Even if your birds are winter hardy, food and water should always be left inside their feeders so that they will be able to consume what they need for their own body warmth and give them the energy they need for continued egg production.
Chickens in Winter
When you are keeping egg laying hens, one of the main concerns is the laying season. Starting from 6 months, most hens will be ready to lay, depending on the breed. A laying hen is capable of laying one egg a day. Daylight stimulates ovulation so the pituitary gland can induce the ovaries to lay eggs. So the longer the days are, the more ovulation occurs and egg production is at its peak. When the days grow shorter, ovulation is not as frequent and egg production also decreases.
The laying season peaks in the summer and spring when there are more more daylight hours and tapers down in the fall and winter as the days grow shorter. They will still lay an egg here and there but they won’t be as prolific as when the days are longer. Some will even stop laying completely during the winter.
There are only a handful of laying hen varieties that have long laying seasons. The Leghorns are especially prolific, giving anywhere from 280 to 300 eggs per chicken in a year even during the winter. Another breed well-suited for a longer laying season is the Plymouth Rock. The Ancona, Light Sussex and the Barred Rock varieties are also excellent egg-laying varieties.
The use of artificial light to extend the laying season is a concept that’s been practiced since the 1800s. It became common for commercial farmers to use artificial lighting to induce hens to continue laying even throughout the winter with the use of artificial lighting.
If you are raising hens for the purpose of selling eggs commercially, the use of artificial lighting to extend the laying season is viable. In doing this, the purpose is to give them 12 to 14 hours of light together with the natural daylight hours. Thus, you will need to calculate how many hours you need to supplement with artificial lighting. If you have a small coop, say around 100 square feet, a 40-watt bulb placed about 7 feet from the floor will be able to accomplish the job of simulating daylight. A larger space will need a bulb of higher wattage.
You can use an automatic timer to go off when natural daylight enters the coop. Of course, you can also turn the light on and off yourself. If you choose to do the latter, you have to ensure that you turn the lights on at the exact time each day. It would also be advantageous for your ladies if you can somehow dim the effect of the lights before they get turned off completely to simulate the setting of the sun. This way, they still have a little light to see their roosts. With natural lighting, you can expect to have eggs even during the winter.

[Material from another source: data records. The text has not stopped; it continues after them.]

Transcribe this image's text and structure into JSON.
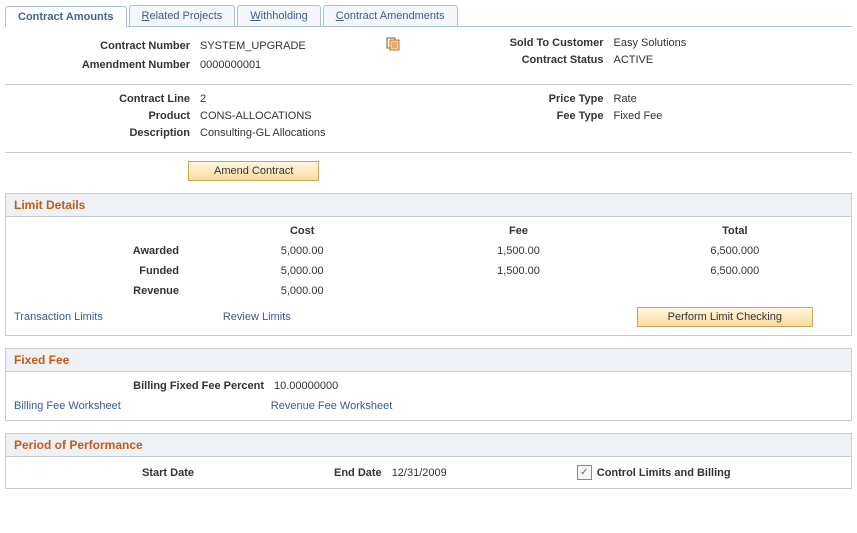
{
  "tabs": {
    "t0": "Contract Amounts",
    "t1_pre": "R",
    "t1_post": "elated Projects",
    "t2_pre": "W",
    "t2_post": "ithholding",
    "t3_pre": "C",
    "t3_post": "ontract Amendments"
  },
  "header": {
    "contract_number_label": "Contract Number",
    "contract_number": "SYSTEM_UPGRADE",
    "amendment_number_label": "Amendment Number",
    "amendment_number": "0000000001",
    "sold_to_label": "Sold To Customer",
    "sold_to": "Easy Solutions",
    "contract_status_label": "Contract Status",
    "contract_status": "ACTIVE",
    "contract_line_label": "Contract Line",
    "contract_line": "2",
    "product_label": "Product",
    "product": "CONS-ALLOCATIONS",
    "description_label": "Description",
    "description": "Consulting-GL Allocations",
    "price_type_label": "Price Type",
    "price_type": "Rate",
    "fee_type_label": "Fee Type",
    "fee_type": "Fixed Fee"
  },
  "actions": {
    "amend": "Amend Contract",
    "limit_check": "Perform Limit Checking"
  },
  "limit_details": {
    "title": "Limit Details",
    "cols": {
      "cost": "Cost",
      "fee": "Fee",
      "total": "Total"
    },
    "rows": {
      "awarded": {
        "label": "Awarded",
        "cost": "5,000.00",
        "fee": "1,500.00",
        "total": "6,500.000"
      },
      "funded": {
        "label": "Funded",
        "cost": "5,000.00",
        "fee": "1,500.00",
        "total": "6,500.000"
      },
      "revenue": {
        "label": "Revenue",
        "cost": "5,000.00",
        "fee": "",
        "total": ""
      }
    },
    "links": {
      "transaction": "Transaction Limits",
      "review": "Review Limits"
    }
  },
  "fixed_fee": {
    "title": "Fixed Fee",
    "percent_label": "Billing Fixed Fee Percent",
    "percent": "10.00000000",
    "links": {
      "billing": "Billing Fee Worksheet",
      "revenue": "Revenue Fee Worksheet"
    }
  },
  "period": {
    "title": "Period of Performance",
    "start_label": "Start Date",
    "start": "",
    "end_label": "End Date",
    "end": "12/31/2009",
    "checkbox_label": "Control Limits and Billing",
    "checked": true
  }
}
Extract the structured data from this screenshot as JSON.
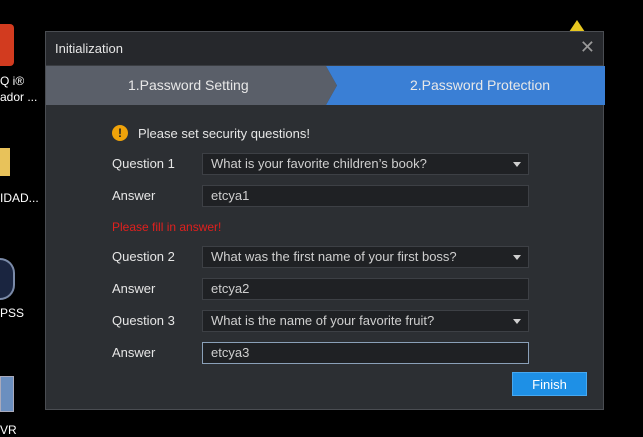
{
  "desktop": {
    "icons": [
      {
        "label": "Q i®"
      },
      {
        "label": "ador ..."
      },
      {
        "label": "IDAD..."
      },
      {
        "label": "PSS"
      },
      {
        "label": "VR"
      }
    ]
  },
  "dialog": {
    "title": "Initialization",
    "close_symbol": "✕",
    "steps": [
      {
        "label": "1.Password Setting",
        "active": false
      },
      {
        "label": "2.Password Protection",
        "active": true
      }
    ],
    "prompt": "Please set security questions!",
    "questions": [
      {
        "label": "Question 1",
        "value": "What is your favorite children’s book?",
        "answer_label": "Answer",
        "answer": "etcya1"
      },
      {
        "label": "Question 2",
        "value": "What was the first name of your first boss?",
        "answer_label": "Answer",
        "answer": "etcya2"
      },
      {
        "label": "Question 3",
        "value": "What is the name of your favorite fruit?",
        "answer_label": "Answer",
        "answer": "etcya3"
      }
    ],
    "error": "Please fill in answer!",
    "finish_label": "Finish"
  },
  "colors": {
    "active_step": "#3a7fd5",
    "inactive_step": "#5a5f69",
    "error": "#e0201e",
    "warning": "#f0a30a",
    "button": "#1e90e6"
  }
}
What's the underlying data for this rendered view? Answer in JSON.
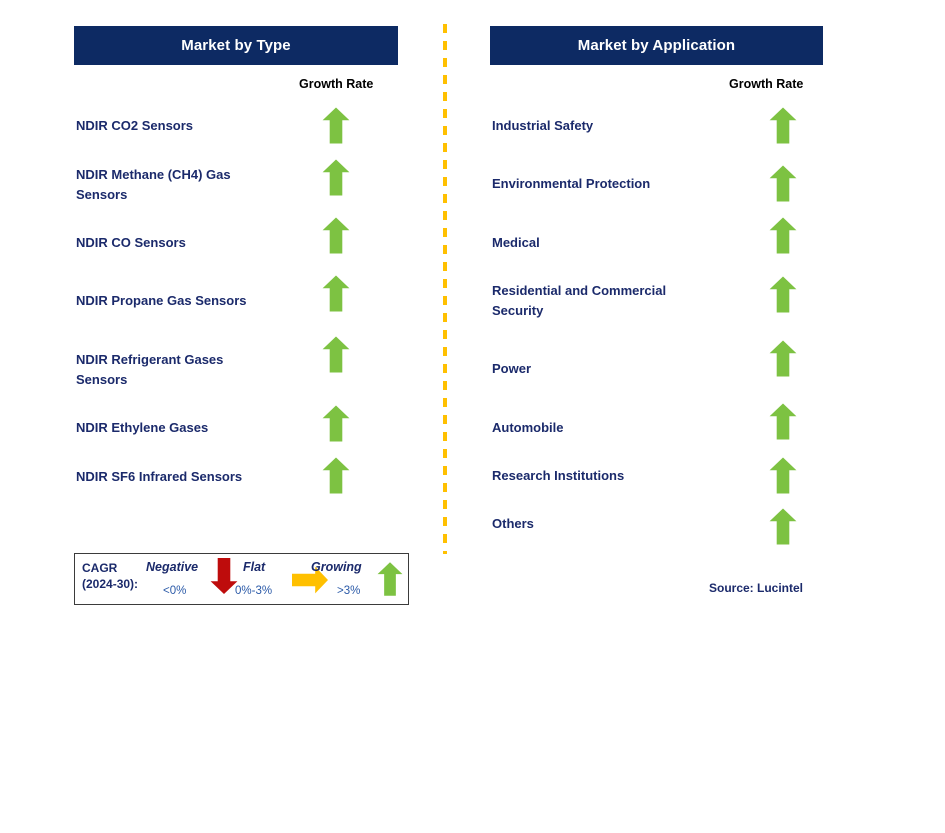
{
  "panels": {
    "left": {
      "title": "Market by Type",
      "growth_rate_label": "Growth Rate",
      "rows": [
        {
          "label": "NDIR CO2 Sensors",
          "growth": "growing",
          "icon": "up-arrow-icon"
        },
        {
          "label": "NDIR Methane (CH4) Gas\nSensors",
          "growth": "growing",
          "icon": "up-arrow-icon"
        },
        {
          "label": "NDIR CO Sensors",
          "growth": "growing",
          "icon": "up-arrow-icon"
        },
        {
          "label": "NDIR Propane Gas Sensors",
          "growth": "growing",
          "icon": "up-arrow-icon"
        },
        {
          "label": "NDIR Refrigerant Gases\nSensors",
          "growth": "growing",
          "icon": "up-arrow-icon"
        },
        {
          "label": "NDIR Ethylene Gases",
          "growth": "growing",
          "icon": "up-arrow-icon"
        },
        {
          "label": "NDIR SF6 Infrared Sensors",
          "growth": "growing",
          "icon": "up-arrow-icon"
        }
      ]
    },
    "right": {
      "title": "Market by Application",
      "growth_rate_label": "Growth Rate",
      "rows": [
        {
          "label": "Industrial Safety",
          "growth": "growing",
          "icon": "up-arrow-icon"
        },
        {
          "label": "Environmental Protection",
          "growth": "growing",
          "icon": "up-arrow-icon"
        },
        {
          "label": "Medical",
          "growth": "growing",
          "icon": "up-arrow-icon"
        },
        {
          "label": "Residential and Commercial\nSecurity",
          "growth": "growing",
          "icon": "up-arrow-icon"
        },
        {
          "label": "Power",
          "growth": "growing",
          "icon": "up-arrow-icon"
        },
        {
          "label": "Automobile",
          "growth": "growing",
          "icon": "up-arrow-icon"
        },
        {
          "label": "Research Institutions",
          "growth": "growing",
          "icon": "up-arrow-icon"
        },
        {
          "label": "Others",
          "growth": "growing",
          "icon": "up-arrow-icon"
        }
      ]
    }
  },
  "legend": {
    "cagr_label": "CAGR\n(2024-30):",
    "items": [
      {
        "term": "Negative",
        "range": "<0%",
        "icon": "down-arrow-icon",
        "color": "#BE0C0C"
      },
      {
        "term": "Flat",
        "range": "0%-3%",
        "icon": "right-arrow-icon",
        "color": "#FFC000"
      },
      {
        "term": "Growing",
        "range": ">3%",
        "icon": "up-arrow-icon",
        "color": "#7DC242"
      }
    ]
  },
  "source": "Source: Lucintel",
  "colors": {
    "header_bar": "#0d2a63",
    "label_text": "#1b2a6b",
    "growing_arrow": "#7DC242",
    "negative_arrow": "#BE0C0C",
    "flat_arrow": "#FFC000",
    "divider": "#FFC000",
    "range_text": "#2b5aa8"
  }
}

There are some chicken keepers, however, who believe that following the natural laying cycles of birds is important. Others believe that following a hybrid approach works best: The hens are allowed to rest when they are molting in the fall or early winter and give the artificial light after the winter solstice. Doing things this way gives the laying hens their rest and chicken owners only have to go for a few months without eggs.